The Transatlantic air cargo market has been overlooked by many during 2024 due to the dramatic developments on ex-Asia corridors, but skyrocketing rates during peak season puts it back in the spotlight with shippers facing a dilemma over new contract negotiations.
In the week ending 15 December, the average air cargo spot rate from Western Europe to the US (valid for up to one month) surged to USD 3.61 per kg. This marks a 100% increase compared to the start of this year’s peak in late September and represents the highest rate recorded in over two and a half years.
Around 50% of the volume on this corridor is sold on the spot market.
Developments on the spot market are in stark contrast to the westbound seasonal rate (valid for over one month), which only showed a modest increase of 10% since the start of peak season and dropped 4% from a year ago.
Why did rates sky-rocket?
Air cargo demand has been muted on this corridor, so the spot rate spike can be attributed more to factors relating to supply.
These factors include airlines’ winter schedules seeing reduced passenger belly capacity and slight capacity dip during Thanksgiving holidays in the US.
There is also the impact of airlines moving capacity off traditional established air cargo trades such as the Transatlantic to meet the increasing demand on ex-Asia corridors where e-commerce is booming.
The impact of ex-Asia e-commerce on these trades was one of the key themes in Xeneta’s Air Outlook 2025 report, published last week. Download your copy here.
Consequently, air cargo capacity from Western Europe to the US fell 5% in mid-December compared to the same period in 2023 and down 15% from pre-winter schedule levels two months ago.
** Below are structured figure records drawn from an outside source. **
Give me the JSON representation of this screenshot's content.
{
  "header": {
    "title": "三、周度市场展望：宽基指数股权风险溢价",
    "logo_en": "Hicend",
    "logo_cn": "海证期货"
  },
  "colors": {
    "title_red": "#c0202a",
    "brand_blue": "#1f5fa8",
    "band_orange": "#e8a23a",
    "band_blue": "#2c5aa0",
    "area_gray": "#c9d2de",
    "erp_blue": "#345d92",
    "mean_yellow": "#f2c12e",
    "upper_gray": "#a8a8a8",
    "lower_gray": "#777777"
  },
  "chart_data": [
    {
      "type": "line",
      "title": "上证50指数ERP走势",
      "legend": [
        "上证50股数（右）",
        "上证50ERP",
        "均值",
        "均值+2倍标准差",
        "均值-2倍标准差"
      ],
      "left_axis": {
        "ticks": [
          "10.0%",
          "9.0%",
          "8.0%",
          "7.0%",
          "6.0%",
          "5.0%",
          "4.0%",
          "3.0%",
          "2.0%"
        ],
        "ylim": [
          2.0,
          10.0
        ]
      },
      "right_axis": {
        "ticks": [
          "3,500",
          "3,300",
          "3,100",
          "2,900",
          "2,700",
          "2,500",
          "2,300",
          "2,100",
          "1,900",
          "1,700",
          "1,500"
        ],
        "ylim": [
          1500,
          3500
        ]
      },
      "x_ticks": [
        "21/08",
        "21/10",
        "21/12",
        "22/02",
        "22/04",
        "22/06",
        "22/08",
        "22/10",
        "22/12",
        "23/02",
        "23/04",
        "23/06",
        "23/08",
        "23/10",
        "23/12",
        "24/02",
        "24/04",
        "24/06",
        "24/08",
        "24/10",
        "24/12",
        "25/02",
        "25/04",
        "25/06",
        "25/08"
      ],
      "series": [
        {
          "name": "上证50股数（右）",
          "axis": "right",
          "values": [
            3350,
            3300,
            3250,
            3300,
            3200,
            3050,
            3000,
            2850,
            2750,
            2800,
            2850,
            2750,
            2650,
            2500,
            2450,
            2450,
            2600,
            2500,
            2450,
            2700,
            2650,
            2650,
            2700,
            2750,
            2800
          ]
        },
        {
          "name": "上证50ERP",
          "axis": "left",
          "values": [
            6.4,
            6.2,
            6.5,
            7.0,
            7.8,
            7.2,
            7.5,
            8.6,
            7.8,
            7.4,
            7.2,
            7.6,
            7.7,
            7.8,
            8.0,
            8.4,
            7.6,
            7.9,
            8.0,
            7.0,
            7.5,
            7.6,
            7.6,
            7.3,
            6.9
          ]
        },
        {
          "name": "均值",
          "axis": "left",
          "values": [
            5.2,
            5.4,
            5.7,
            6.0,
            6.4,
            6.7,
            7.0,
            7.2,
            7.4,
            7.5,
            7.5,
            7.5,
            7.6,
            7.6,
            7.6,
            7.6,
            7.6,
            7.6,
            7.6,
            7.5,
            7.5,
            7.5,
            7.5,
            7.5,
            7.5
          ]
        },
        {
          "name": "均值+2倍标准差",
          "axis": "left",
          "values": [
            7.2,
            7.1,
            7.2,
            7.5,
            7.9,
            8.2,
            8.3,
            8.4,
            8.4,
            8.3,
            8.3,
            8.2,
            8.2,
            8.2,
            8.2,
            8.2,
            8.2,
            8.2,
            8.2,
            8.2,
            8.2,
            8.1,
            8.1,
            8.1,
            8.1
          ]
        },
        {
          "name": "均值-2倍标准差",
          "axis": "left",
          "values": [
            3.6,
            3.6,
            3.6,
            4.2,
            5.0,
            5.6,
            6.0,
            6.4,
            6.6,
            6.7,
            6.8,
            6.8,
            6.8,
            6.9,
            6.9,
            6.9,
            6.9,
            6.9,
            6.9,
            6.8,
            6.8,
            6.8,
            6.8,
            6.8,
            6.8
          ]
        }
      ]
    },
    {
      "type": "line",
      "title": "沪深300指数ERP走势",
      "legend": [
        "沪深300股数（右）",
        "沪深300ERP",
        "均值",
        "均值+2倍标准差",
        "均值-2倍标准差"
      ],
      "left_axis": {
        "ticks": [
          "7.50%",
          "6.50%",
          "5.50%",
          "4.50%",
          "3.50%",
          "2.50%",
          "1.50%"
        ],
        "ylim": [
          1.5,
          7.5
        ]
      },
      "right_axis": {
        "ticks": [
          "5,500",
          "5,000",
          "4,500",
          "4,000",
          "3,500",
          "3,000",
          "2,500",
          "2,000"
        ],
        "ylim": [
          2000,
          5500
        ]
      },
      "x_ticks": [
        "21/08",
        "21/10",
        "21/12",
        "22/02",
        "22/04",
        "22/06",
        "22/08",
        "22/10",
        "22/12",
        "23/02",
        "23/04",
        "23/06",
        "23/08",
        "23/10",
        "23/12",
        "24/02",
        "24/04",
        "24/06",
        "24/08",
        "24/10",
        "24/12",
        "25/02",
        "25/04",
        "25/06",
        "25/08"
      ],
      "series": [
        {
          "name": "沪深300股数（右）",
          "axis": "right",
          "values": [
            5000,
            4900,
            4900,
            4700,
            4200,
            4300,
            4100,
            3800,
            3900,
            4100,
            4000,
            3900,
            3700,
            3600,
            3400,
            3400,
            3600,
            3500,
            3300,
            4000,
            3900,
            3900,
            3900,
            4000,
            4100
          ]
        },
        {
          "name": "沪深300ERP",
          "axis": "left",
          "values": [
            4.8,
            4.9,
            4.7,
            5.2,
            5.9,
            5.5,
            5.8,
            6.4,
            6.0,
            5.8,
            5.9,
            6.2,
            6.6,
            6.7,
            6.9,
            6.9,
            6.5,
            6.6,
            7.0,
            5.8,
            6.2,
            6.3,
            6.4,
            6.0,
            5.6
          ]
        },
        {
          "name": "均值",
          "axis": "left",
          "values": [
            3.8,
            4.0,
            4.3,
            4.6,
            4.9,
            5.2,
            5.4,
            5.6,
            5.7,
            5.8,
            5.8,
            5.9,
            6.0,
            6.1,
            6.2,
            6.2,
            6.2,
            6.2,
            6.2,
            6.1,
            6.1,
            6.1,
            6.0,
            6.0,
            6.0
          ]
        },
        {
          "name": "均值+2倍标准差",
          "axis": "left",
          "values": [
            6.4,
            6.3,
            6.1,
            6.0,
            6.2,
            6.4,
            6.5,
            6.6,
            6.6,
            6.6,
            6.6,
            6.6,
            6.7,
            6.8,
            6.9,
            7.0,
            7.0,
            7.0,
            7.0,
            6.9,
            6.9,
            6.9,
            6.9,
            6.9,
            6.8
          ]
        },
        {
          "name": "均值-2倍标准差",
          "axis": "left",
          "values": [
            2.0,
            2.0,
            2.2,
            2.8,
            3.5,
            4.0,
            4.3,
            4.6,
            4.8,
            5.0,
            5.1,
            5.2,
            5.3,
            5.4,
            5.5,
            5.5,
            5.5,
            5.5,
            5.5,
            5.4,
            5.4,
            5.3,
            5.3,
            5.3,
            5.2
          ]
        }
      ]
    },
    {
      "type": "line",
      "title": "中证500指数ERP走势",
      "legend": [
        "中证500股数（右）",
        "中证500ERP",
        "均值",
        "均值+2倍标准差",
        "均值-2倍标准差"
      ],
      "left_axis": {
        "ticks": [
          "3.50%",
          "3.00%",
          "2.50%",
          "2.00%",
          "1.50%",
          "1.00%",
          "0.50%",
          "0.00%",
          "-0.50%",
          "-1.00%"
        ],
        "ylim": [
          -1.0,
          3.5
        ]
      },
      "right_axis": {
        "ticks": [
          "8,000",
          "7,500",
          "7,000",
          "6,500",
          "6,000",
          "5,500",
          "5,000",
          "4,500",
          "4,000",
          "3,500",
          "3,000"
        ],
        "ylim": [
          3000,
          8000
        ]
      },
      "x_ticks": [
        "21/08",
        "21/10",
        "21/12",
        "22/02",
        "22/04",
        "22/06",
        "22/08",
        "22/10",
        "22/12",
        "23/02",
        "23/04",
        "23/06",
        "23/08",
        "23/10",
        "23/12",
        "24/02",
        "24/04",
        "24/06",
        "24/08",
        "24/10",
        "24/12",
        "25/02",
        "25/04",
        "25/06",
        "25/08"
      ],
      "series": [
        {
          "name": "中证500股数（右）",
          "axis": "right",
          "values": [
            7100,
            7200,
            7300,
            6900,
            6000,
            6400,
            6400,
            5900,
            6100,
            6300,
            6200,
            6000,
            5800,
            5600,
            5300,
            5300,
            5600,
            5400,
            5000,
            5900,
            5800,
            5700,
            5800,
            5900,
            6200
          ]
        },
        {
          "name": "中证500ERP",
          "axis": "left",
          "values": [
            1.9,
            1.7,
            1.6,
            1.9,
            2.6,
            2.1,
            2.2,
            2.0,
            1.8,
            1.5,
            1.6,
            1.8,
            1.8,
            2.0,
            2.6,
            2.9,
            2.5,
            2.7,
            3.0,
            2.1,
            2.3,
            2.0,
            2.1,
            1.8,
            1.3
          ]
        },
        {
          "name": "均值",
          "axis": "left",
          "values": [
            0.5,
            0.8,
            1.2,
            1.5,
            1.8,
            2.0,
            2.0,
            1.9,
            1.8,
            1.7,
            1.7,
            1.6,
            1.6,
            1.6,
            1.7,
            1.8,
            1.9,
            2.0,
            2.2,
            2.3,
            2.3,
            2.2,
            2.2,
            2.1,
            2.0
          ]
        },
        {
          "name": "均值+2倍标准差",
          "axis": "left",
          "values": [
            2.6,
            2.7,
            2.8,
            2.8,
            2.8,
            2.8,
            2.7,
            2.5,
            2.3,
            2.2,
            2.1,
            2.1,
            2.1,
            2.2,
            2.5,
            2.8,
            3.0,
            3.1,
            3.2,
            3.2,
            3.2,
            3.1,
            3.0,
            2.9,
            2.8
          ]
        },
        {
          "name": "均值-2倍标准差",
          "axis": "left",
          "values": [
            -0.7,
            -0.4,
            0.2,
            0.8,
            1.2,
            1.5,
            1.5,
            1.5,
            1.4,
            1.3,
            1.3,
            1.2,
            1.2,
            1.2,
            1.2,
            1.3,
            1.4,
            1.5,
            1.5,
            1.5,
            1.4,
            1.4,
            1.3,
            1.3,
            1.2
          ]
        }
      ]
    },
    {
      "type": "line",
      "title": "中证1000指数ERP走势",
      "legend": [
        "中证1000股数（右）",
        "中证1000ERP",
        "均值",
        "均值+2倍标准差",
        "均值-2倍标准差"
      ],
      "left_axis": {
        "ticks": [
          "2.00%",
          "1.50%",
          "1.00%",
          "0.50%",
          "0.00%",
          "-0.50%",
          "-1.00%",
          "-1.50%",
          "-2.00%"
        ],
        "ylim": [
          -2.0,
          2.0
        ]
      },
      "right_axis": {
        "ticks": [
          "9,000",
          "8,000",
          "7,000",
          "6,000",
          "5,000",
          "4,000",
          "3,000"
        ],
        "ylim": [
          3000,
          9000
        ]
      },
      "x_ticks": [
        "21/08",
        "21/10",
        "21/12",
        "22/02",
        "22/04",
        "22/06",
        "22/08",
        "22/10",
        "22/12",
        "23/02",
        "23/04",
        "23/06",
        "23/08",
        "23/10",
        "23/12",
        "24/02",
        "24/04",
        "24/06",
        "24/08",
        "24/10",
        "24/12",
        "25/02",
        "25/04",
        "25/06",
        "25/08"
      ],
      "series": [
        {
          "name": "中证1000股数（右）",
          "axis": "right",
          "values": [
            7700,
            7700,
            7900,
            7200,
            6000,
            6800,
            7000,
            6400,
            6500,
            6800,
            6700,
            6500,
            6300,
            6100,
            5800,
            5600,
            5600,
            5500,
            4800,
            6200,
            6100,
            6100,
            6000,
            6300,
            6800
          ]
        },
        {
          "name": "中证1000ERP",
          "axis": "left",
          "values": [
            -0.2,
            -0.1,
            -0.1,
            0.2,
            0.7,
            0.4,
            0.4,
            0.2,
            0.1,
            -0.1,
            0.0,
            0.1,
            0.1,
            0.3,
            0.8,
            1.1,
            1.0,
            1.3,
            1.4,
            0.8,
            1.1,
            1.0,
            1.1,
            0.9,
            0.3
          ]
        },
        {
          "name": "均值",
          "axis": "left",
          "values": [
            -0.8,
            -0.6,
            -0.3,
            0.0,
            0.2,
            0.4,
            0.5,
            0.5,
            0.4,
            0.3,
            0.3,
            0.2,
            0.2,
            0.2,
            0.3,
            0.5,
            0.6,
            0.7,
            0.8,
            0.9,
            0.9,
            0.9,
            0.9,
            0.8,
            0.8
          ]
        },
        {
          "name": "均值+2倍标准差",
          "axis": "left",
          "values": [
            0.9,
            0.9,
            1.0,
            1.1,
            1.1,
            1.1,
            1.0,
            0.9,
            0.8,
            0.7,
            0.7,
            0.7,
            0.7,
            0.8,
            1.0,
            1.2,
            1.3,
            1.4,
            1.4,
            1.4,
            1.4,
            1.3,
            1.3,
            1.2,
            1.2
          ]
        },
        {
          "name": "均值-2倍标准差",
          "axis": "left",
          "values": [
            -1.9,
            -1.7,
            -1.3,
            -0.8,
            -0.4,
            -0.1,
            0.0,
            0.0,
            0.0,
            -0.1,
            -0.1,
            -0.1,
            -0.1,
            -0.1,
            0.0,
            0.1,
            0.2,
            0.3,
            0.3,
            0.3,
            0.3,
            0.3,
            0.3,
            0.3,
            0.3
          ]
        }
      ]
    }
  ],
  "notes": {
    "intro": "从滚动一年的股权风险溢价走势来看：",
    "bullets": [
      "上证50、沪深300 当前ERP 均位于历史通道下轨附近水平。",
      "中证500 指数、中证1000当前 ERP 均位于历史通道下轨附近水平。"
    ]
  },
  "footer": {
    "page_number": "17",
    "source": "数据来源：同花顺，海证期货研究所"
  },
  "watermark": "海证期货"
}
Additionally, spot rate increases on the Transatlantic westbound market may stem from a trade imbalance on the backhaul from the US to Western Europe, where cargo average rates dropped 4% year-on-year.
In the first two months of Q4, the overall cargo revenue growth for both westbound and eastbound trades combined was just 2% year-on-year. This means it becomes even more important for airlines to increase revenue on the fronthaul.
Pressure on capacity
The dynamic load factor from Western Europe to the US stood at 80% in the first half of December, way above the weight load factor of 55%, a traditional load factor measurement.
The 80% dynamic load factor marks a year-on-year increase of 3 percentage points, and a much larger 10 percentage points compared to two months ago.
Note: Dynamic load factor is Xeneta’s measurement of capacity utilization based on volume and weight of cargo flown alongside available capacity.
Xeneta predicted the dynamic load factor would hit the 80% on this corridor in a shift that signals a shift from a buyer’s market to a seller’s market, with increasing negotiating power for freight sellers. Historically, such fundamental changes in negotiation dynamics often result in non-linear impacts on freight rates. For instance, during previous periods when the transatlantic market reached 80%—notably in 2020-2022 and 2018—freight rates experienced exponential growth.
As always, it is important to use data to monitor market development at an airport as well regional level because when focusing on Transatlantic corridors into Chicago (ORD) the load factor stood at a higher 85%.
What next and where does this leave shippers?
As the year draws to a close, Western Europe to US spot rates are expected to decline in the coming weeks, following air freight's cyclical patterns.
However, market sentiment has shifted considerably from a year ago and shippers must consider more than seasonal and regional patterns, especially given the gravitational pull e-commerce out of China seems to have on available air cargo capacity.
Shippers who secured contracts before the recent rate surge may feel temporarily insulated from the escalating market, but they will likely face pressure during the upcoming tender season.
Freight forwarders – currently under intense pressure to maintain operations for volumes without block space agreements – will likely pass at least some of their increased costs on to customers.
On top of this, the implementation of the ReFuelEU sustainable aviation fuel (SAF) mandate on 1 January 2025 (requiring fuel suppliers at EU airports to include a minimum of 2% SAF) will increase costs for airlines.
The potential second round of US East and Gulf Coast port strikes from 15 January will surely drive up air freight rates further in this corridor (if it happens).
How do shippers approach this uncertainty?
Firstly, it is more important than ever that shippers take a holistic view of global air freight market, understanding that risks can originate far outside the bounds of the corridors they use to transport goods.
To navigate such market dynamics, it is recommended for shippers to keep a close eye on airline sell rates (available in the Xeneta platform) to get an early indication on how freight forwarder sell rates for shippers are likely to develop.
This will be vital information when forming a strategy for new contract negotiations.
Shippers may also be wise to consider extending existing contracts further into Q1 next year when the rates ease - negotiating when the market is hot can strengthen the hand of the vendor.
Additionally, staying flexible and considering importing goods into alternative airports is recommended – the example of dynamic load factor into ORD demonstrates the variances within corridors.
Finally, with the potential volatility anticipated in 2025, proactive planning in specific markets will be crucial to mitigate buying capacity in the short-term market. Shippers exceeding their allocated volumes may risk being pushed onto the escalated spot market.